Issue parsing azure platform properties

Elastic Stack Elastic Agent
1

I am also working with support on this but was hoping to get a faster response here. Anyone using Azure Eventhubs forAppServiceHTTPLogs, I can get the logs to come in but I need to parse the azure.platform.properties field and I have a custom pipeline with the first processor stating that the field is JSON but when I review the logs in discovery I am getting this error.

Processor "json" with tag "" in pipeline "logs-azure.platformlogs@custom" failed with message "Unexpected character ('C' (code 67)): was expecting double-quote to start field name\n at [Source: (org.elasticsearch.common.io.stream.ByteBufferStreamInput); line: 1, column: 3]"

Here is the field as it comes in

{
"Cookie": "-",
"CsBytes": 1249,
"SPort": "443",
"TimeTaken": 15,
"Referer": "-",
"ScWin32Status": "0",
"CIp": "1.1.1.18",
"Result": "Success",
"CsHost": "REDACTED",
"ScBytes": 606,
"CsUriQuery": "id=2&returnToUrl=/Contacts/Contacts&X-ARR-LOG-ID=73f9ec26-b6c5-400f-9e56-d97bac83aca2",
"CsMethod": "GET",
"ComputerName": "REDACTED",
"UserAgent": "Mozilla/5.0+AppleWebKit/537.36+(KHTML,+like+Gecko;+compatible;+bingbot/2.0;++http://www.bing.com/bingbot.htm)+Chrome/103.0.5060.134+Safari/537.36",
"ScSubStatus": "0",
"CsUriStem": "/Contacts/Contact/Details",
"CsUsername": "-",
"ScStatus": 302
}
1 Like
2

Hi @intsec
Is the field really "pretty" JSON (multiple lines) most of the parsers are expecting compact / ndjson perhaps that is the issue.

Can you see the raw logs?
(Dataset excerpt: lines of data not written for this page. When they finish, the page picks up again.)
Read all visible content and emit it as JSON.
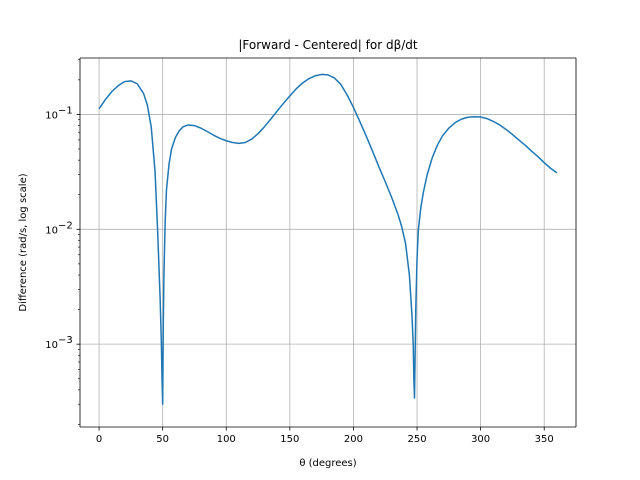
{
  "chart_data": {
    "type": "line",
    "title": "|Forward - Centered| for dβ/dt",
    "xlabel": "θ (degrees)",
    "ylabel": "Difference (rad/s, log scale)",
    "xlim": [
      -15,
      375
    ],
    "ylim": [
      0.00019,
      0.31
    ],
    "yscale": "log",
    "grid": true,
    "x_ticks": [
      0,
      50,
      100,
      150,
      200,
      250,
      300,
      350
    ],
    "x_tick_labels": [
      "0",
      "50",
      "100",
      "150",
      "200",
      "250",
      "300",
      "350"
    ],
    "y_ticks": [
      0.001,
      0.01,
      0.1
    ],
    "y_tick_labels": [
      "10",
      "10",
      "10"
    ],
    "y_tick_exponents": [
      "−3",
      "−2",
      "−1"
    ],
    "series": [
      {
        "color": "#1f77b4",
        "x": [
          0,
          5,
          10,
          15,
          20,
          25,
          30,
          35,
          38,
          41,
          44,
          46,
          47,
          48,
          49,
          49.5,
          50,
          50.5,
          51,
          52,
          53,
          55,
          57,
          60,
          63,
          66,
          70,
          75,
          80,
          85,
          90,
          95,
          100,
          105,
          110,
          115,
          120,
          125,
          130,
          135,
          140,
          145,
          150,
          155,
          160,
          165,
          170,
          175,
          180,
          185,
          190,
          195,
          200,
          205,
          210,
          215,
          220,
          225,
          230,
          235,
          238,
          241,
          244,
          246,
          247,
          247.5,
          248,
          248.5,
          249,
          250,
          251,
          253,
          255,
          258,
          262,
          266,
          270,
          275,
          280,
          285,
          290,
          295,
          300,
          305,
          310,
          315,
          320,
          325,
          330,
          335,
          340,
          345,
          350,
          355,
          360
        ],
        "y": [
          0.112,
          0.135,
          0.158,
          0.178,
          0.193,
          0.196,
          0.185,
          0.152,
          0.12,
          0.078,
          0.032,
          0.01,
          0.005,
          0.0025,
          0.001,
          0.0005,
          0.0003,
          0.0015,
          0.004,
          0.012,
          0.022,
          0.037,
          0.05,
          0.063,
          0.072,
          0.078,
          0.081,
          0.08,
          0.076,
          0.071,
          0.066,
          0.062,
          0.059,
          0.057,
          0.056,
          0.057,
          0.061,
          0.068,
          0.078,
          0.091,
          0.107,
          0.125,
          0.145,
          0.167,
          0.188,
          0.205,
          0.217,
          0.223,
          0.221,
          0.208,
          0.183,
          0.148,
          0.115,
          0.087,
          0.065,
          0.048,
          0.035,
          0.026,
          0.019,
          0.0135,
          0.0105,
          0.0075,
          0.004,
          0.0018,
          0.001,
          0.0005,
          0.00034,
          0.0008,
          0.002,
          0.0055,
          0.0098,
          0.0155,
          0.021,
          0.03,
          0.042,
          0.054,
          0.065,
          0.076,
          0.085,
          0.091,
          0.0945,
          0.0955,
          0.095,
          0.092,
          0.087,
          0.081,
          0.074,
          0.067,
          0.06,
          0.054,
          0.048,
          0.043,
          0.038,
          0.034,
          0.031
        ]
      }
    ]
  }
}
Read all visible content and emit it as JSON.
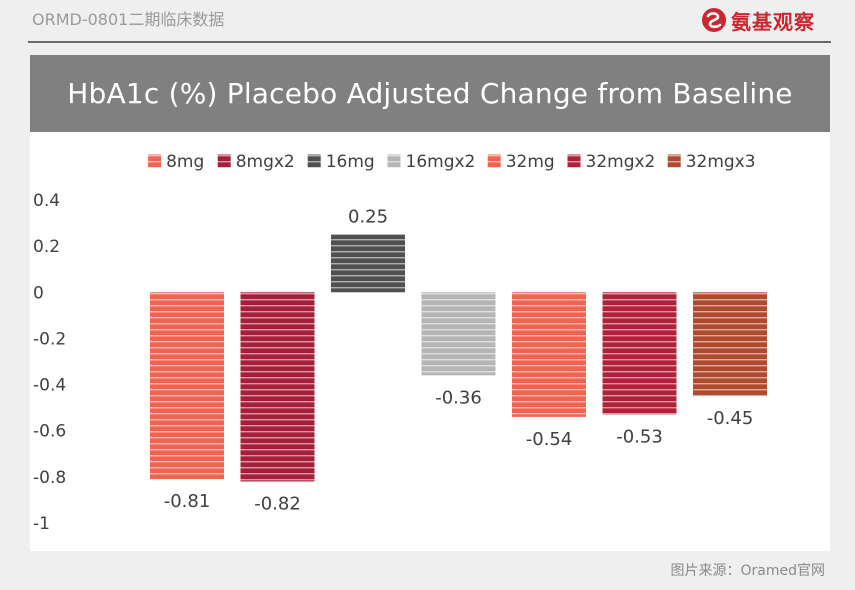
{
  "header": {
    "caption": "ORMD-0801二期临床数据",
    "brand": "氨基观察"
  },
  "chart_data": {
    "type": "bar",
    "title": "HbA1c (%) Placebo Adjusted Change from Baseline",
    "xlabel": "",
    "ylabel": "",
    "ylim": [
      -1,
      0.4
    ],
    "yticks": [
      "0.4",
      "0.2",
      "0",
      "-0.2",
      "-0.4",
      "-0.6",
      "-0.8",
      "-1"
    ],
    "ytick_values": [
      0.4,
      0.2,
      0,
      -0.2,
      -0.4,
      -0.6,
      -0.8,
      -1
    ],
    "legend_position": "top",
    "grid": false,
    "series": [
      {
        "name": "8mg",
        "value": 0.81,
        "value_signed": -0.81,
        "label": "-0.81",
        "color": "#ef6450"
      },
      {
        "name": "8mgx2",
        "value": 0.82,
        "value_signed": -0.82,
        "label": "-0.82",
        "color": "#a51e3a"
      },
      {
        "name": "16mg",
        "value": 0.25,
        "value_signed": 0.25,
        "label": "0.25",
        "color": "#505050"
      },
      {
        "name": "16mgx2",
        "value": 0.36,
        "value_signed": -0.36,
        "label": "-0.36",
        "color": "#b5b5b5"
      },
      {
        "name": "32mg",
        "value": 0.54,
        "value_signed": -0.54,
        "label": "-0.54",
        "color": "#f0634f"
      },
      {
        "name": "32mgx2",
        "value": 0.53,
        "value_signed": -0.53,
        "label": "-0.53",
        "color": "#b02038"
      },
      {
        "name": "32mgx3",
        "value": 0.45,
        "value_signed": -0.45,
        "label": "-0.45",
        "color": "#b04a2e"
      }
    ]
  },
  "footer": {
    "source": "图片来源：Oramed官网"
  }
}
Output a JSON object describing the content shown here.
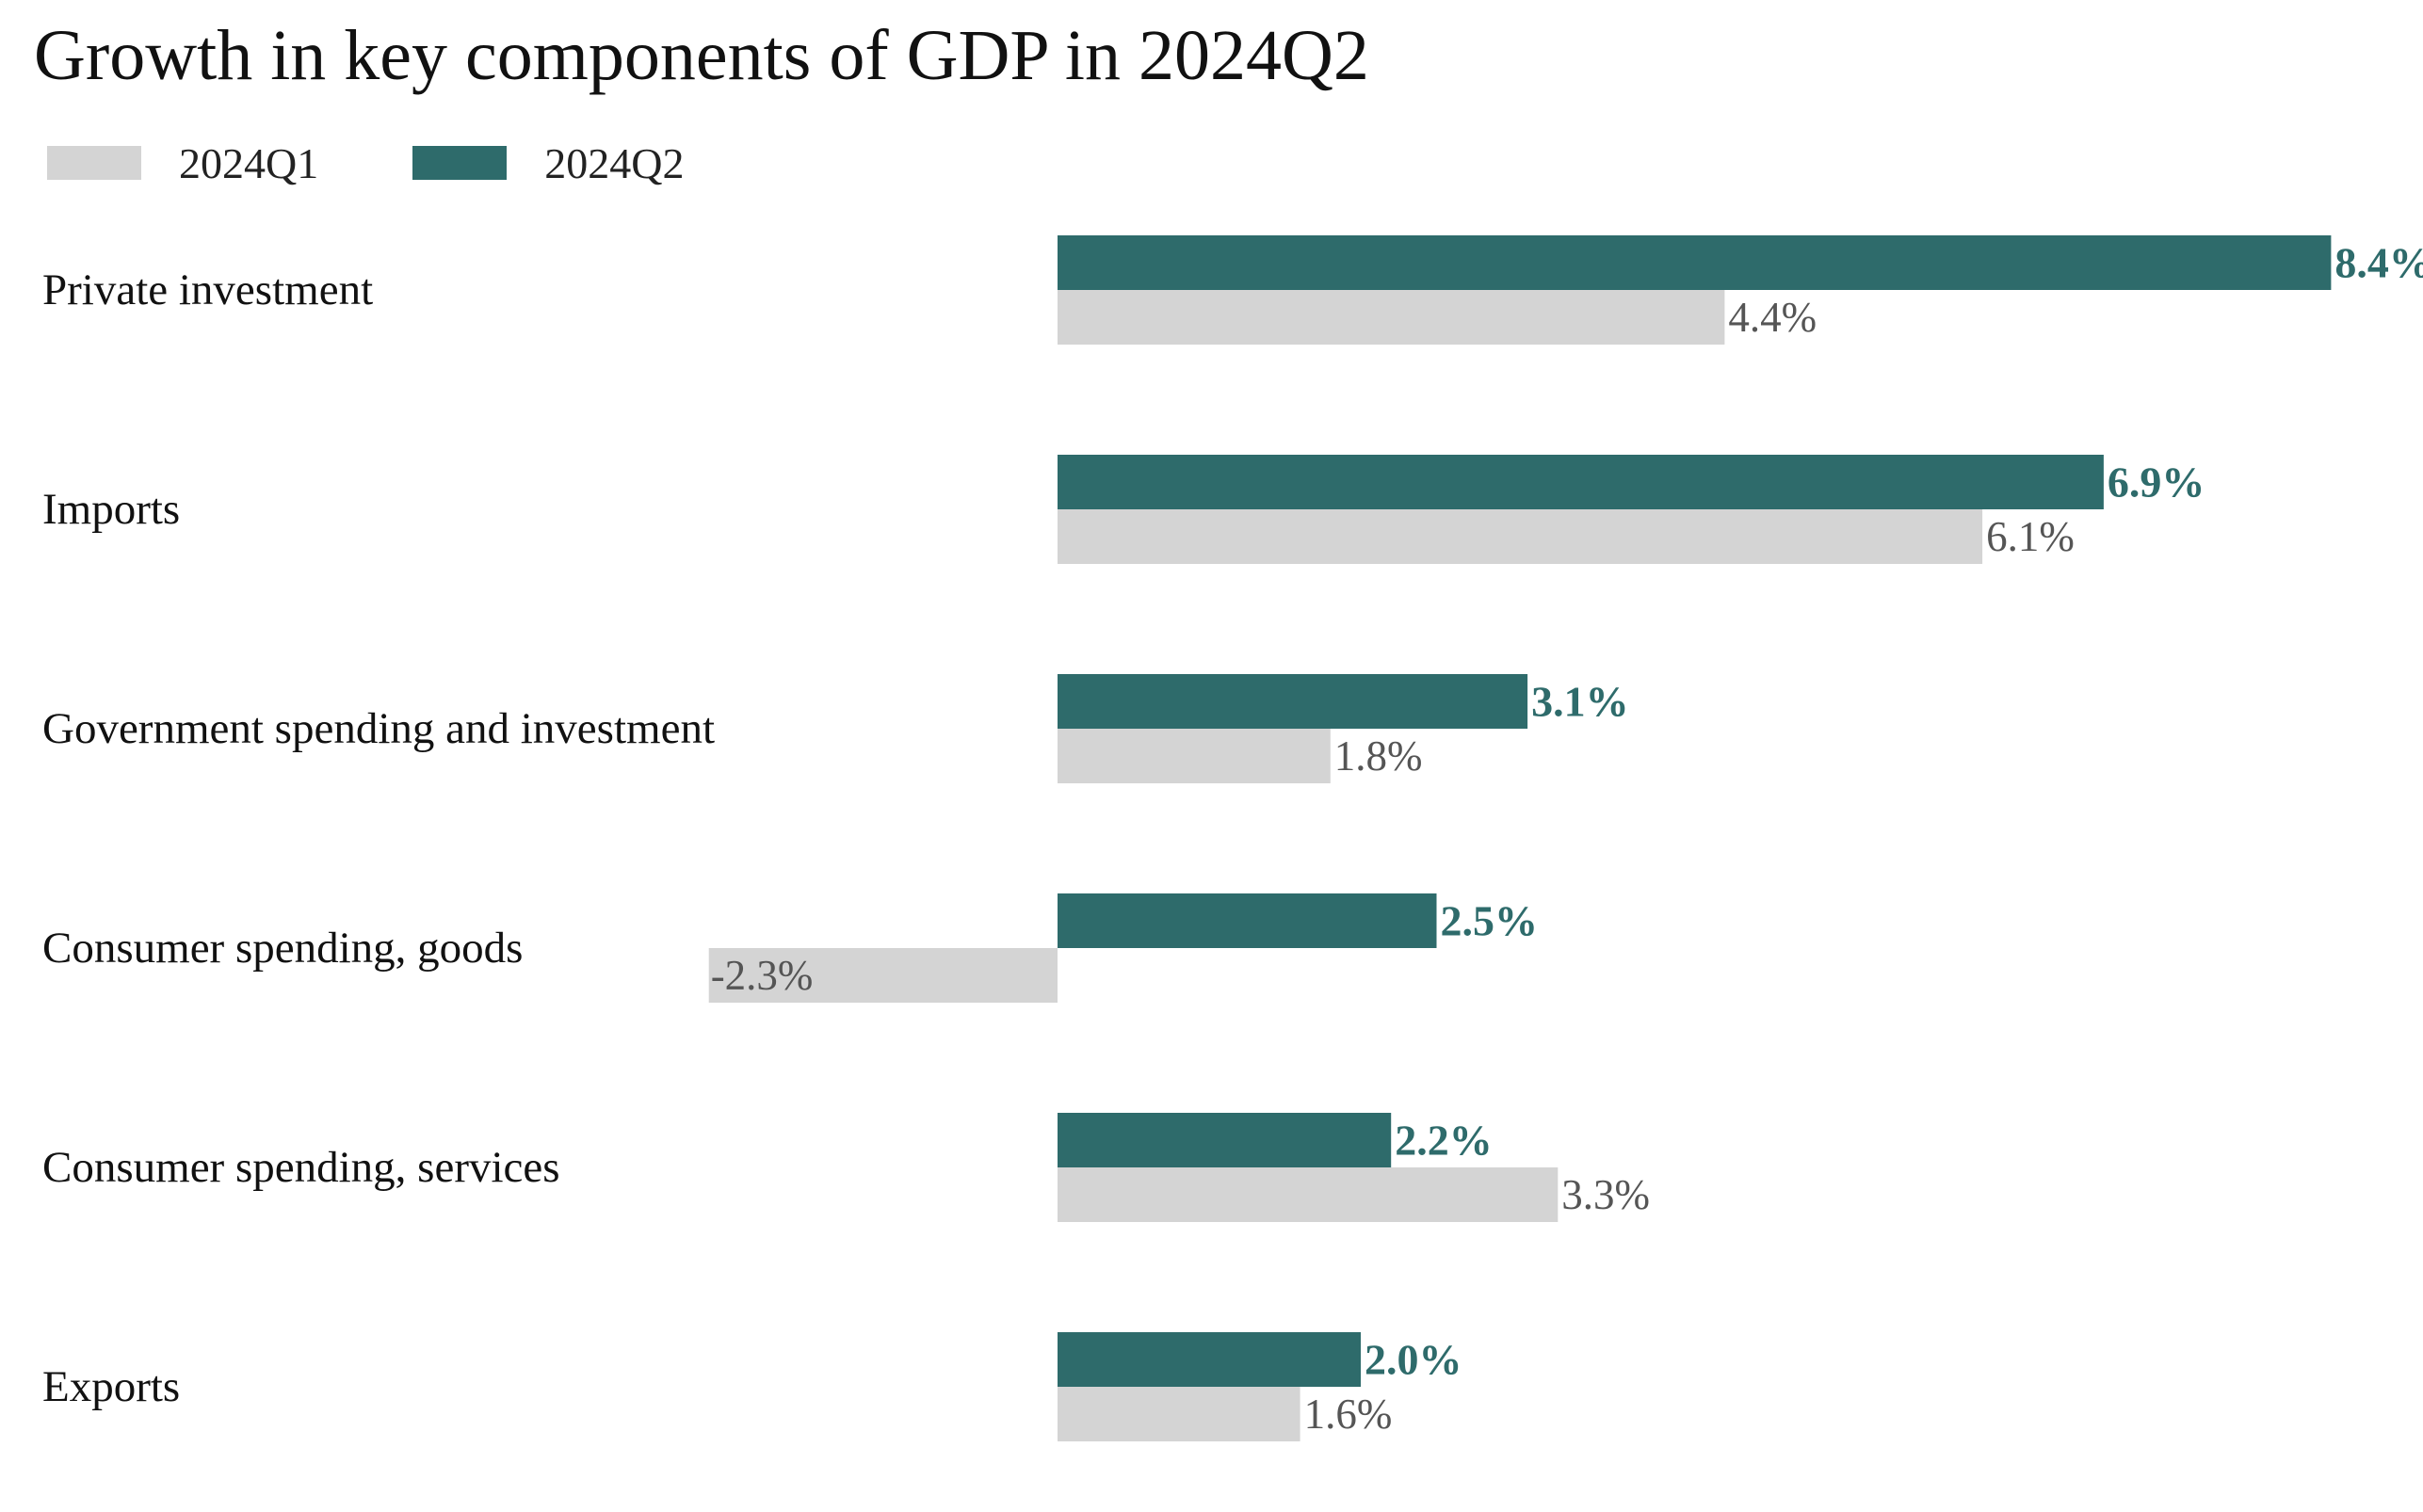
{
  "title": "Growth in key components of GDP in 2024Q2",
  "legend": [
    {
      "label": "2024Q1",
      "color": "#d4d4d4"
    },
    {
      "label": "2024Q2",
      "color": "#2e6b6b"
    }
  ],
  "chart_data": {
    "type": "bar",
    "orientation": "horizontal",
    "title": "Growth in key components of GDP in 2024Q2",
    "categories": [
      "Private investment",
      "Imports",
      "Government spending and investment",
      "Consumer spending, goods",
      "Consumer spending, services",
      "Exports"
    ],
    "series": [
      {
        "name": "2024Q2",
        "color": "#2e6b6b",
        "values": [
          8.4,
          6.9,
          3.1,
          2.5,
          2.2,
          2.0
        ],
        "labels": [
          "8.4%",
          "6.9%",
          "3.1%",
          "2.5%",
          "2.2%",
          "2.0%"
        ]
      },
      {
        "name": "2024Q1",
        "color": "#d4d4d4",
        "values": [
          4.4,
          6.1,
          1.8,
          -2.3,
          3.3,
          1.6
        ],
        "labels": [
          "4.4%",
          "6.1%",
          "1.8%",
          "-2.3%",
          "3.3%",
          "1.6%"
        ]
      }
    ],
    "xlim": [
      -2.3,
      8.4
    ],
    "unit": "%",
    "grid": false,
    "legend_position": "top-left"
  }
}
Can you configure the logs to be compact / ndjson?

Just something to check

3

I have the JSON listed, it looks to be JSON when I look at it.

4

Yes it is JSON

a) This is pretty JSON (i.e. multiple lines)

{
  "foo" : "bar"
}

b) This is compact / ndjson single line per document,

{ "foo" : "bar" }

Most the streaming parsers are looking for type b that is what I am asking...

5

Ahh ok, I understand you now and I have seen this being talked about and people were saying you need to somehow change it to ndjson before it hits elasticsearch? If so I am not sure how to do this.

6

I would check with the Azure forum, docs etc to see if you can emit in compact form

Or in our integration is there a flag, which exact integration are you using...

7

Azure Logs under the Platform Logs/

8

can you be more specific ..

We have Filebeat and Agent, Which exact Integration,Which Exact Version, Screenshot etc. ... We can help more when you are very specific...

We answer 100s of questions...help us .. help you...

Sharing Configurations (sanitized is also helpful)

9

Certainly,
We are using only agent, and its the Azure Logs integration

elastic-screenshot1
elastic-screenshot11090×211 23.8 KB

and the HTTPLogs come in through the Platform Logs section under the Azure Logs integration configuration

elastic-screenshot2
elastic-screenshot2818×657 55.9 KB

elastic-screenshot3
elastic-screenshot3831×618 71.7 KB

We are using the integration version 1.5.13 for Azure Logs. Elastic v 8.5.3

10

Ok cool thanks

Interestingly the HTTP logs you are showing do not look like the examples in the docs here

The log you are showing looks to be a log from an HTTP Server (as you note)

The easiest thing would probably be to track that down and have them adjust their output to ndjson (which is very common these days)

Not to say you can not fix this but you are going to put in a multi-line filter etc, which is more complex .. and might interfere with other types of logs...

Perhaps a friend of mine might have an idea

@hemantmalik Any Thoughts

11

When I started the ticket with Elastic on this they had said they were looking into adding support for the HTTPLogs that come from Azure HTTP service which I have a client that uses for their web application. So that could be why you don't see examples specifically for the HTTP Logs.

12

This topic was automatically closed 28 days after the last reply. New replies are no longer allowed.